The Institute organises research seminars, training courses, conferences, symposia and meetings on the relationship between science and faith.

=== Institute for Advanced Studies on Women ===
The Institute for Advanced Studies on Women, founded in 2003, is the first Italian centre for systematic studies on women; it seeks to promote a Christian understanding of women in an educational, intellectual, human and social order with the aim of increasing the presence and influence of women in society.

=== Sacerdos Institute ===
The mission of the Sacerdos Institute is to promote a spirituality of communion among the clergy. It is mainly orientated towards supporting priests through the exchange of practical experiences and proposals for pastoral moments of fraternity and communion.

=== Institute of Bioethics and Human Rights ===
A chair was created, in 2009, in partnership with the UNESCO, to encourage a broad exchange of ideas and sharing of different experiences through dialogue between the institutions of higher education in different countries, especially developing countries.
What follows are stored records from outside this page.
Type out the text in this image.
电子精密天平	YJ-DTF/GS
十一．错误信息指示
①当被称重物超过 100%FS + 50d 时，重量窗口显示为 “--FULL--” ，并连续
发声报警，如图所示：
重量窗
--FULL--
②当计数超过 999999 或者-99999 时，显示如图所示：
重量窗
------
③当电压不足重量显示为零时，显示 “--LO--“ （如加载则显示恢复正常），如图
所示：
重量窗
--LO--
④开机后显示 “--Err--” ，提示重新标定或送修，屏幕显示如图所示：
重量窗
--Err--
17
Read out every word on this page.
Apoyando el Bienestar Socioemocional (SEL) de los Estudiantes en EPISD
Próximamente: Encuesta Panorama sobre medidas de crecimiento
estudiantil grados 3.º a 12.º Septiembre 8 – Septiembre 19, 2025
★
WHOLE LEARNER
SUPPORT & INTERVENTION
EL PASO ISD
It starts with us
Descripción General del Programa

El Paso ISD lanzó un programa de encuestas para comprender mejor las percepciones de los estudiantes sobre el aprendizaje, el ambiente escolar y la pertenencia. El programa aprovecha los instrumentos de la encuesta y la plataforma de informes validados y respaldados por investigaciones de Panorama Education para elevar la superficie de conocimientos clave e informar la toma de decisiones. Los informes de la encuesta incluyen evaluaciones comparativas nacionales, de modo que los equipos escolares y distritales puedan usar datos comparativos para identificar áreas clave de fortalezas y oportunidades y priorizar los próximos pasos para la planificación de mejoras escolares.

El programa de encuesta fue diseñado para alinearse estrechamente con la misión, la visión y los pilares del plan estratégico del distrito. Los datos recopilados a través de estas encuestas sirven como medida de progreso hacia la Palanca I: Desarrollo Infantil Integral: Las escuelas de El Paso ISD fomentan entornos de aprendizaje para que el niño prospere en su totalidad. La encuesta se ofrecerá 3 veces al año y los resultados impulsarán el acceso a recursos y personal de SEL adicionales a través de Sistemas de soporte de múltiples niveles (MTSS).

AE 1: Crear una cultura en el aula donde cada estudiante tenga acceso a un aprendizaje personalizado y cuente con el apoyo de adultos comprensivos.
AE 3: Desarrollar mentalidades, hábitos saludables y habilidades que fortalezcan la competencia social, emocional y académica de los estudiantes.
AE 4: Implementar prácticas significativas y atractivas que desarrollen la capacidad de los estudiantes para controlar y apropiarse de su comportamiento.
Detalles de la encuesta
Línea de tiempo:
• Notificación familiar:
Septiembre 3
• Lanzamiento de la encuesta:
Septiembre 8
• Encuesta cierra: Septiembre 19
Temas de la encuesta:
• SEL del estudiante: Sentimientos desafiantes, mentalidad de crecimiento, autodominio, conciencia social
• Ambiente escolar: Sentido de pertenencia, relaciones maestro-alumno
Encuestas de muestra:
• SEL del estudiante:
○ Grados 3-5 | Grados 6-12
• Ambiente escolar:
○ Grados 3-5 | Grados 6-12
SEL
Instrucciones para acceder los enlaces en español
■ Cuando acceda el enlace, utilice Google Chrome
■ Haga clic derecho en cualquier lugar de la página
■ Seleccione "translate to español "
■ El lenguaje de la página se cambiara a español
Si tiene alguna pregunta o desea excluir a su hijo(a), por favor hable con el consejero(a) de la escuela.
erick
The UNESCO Chair provides a space for reflection, study and information on the principles of bioethics in science, medicine and new technologies, in light of the United Nations Universal Declaration on Human Rights. Through holistic education, research and information, the chair seeks to contribute to the recognition and promotion of a comprehensive and integral vision of bioethics, bringing to light universal values and principles and their legal implications in relation to human rights.

=== Fidelis Institute of Economic Ethics ===
The Fidelis Institute of Economic Ethics is a centre of research in applied ethics that aspires to promote an integrated vision of economic action that respects both the dignity of the person and the common good. It is part of an international network of research centres, the Fidelis International Institute for Business Ethics.

== Journals ==
The Athenaeum operates 3 academic journals:

- Studia Bioethica is published as a quarterly. It contains articles on the topics of bioethics and biomedicine biogiuridica, analyzed in their ethical implications.
- Ecclesia, founded in 1987, is a Catholic culture quarterly magazine, published in Spanish, with an occasional article in Italian.
- Alpha Omega is a quarterly journal published by the faculty of philosophy and theology. It is published in 5 languages: English, French, Italian, German and Spanish.

== Activities ==
On 19 May 2008, the university hosted a conference, organised by the Embassy of the United States to the Holy See, to assess the value of the United Nations Universal Declaration of Human Rights.

On 27 October 2008, the university dedicated a new Library to Pope Pius XII.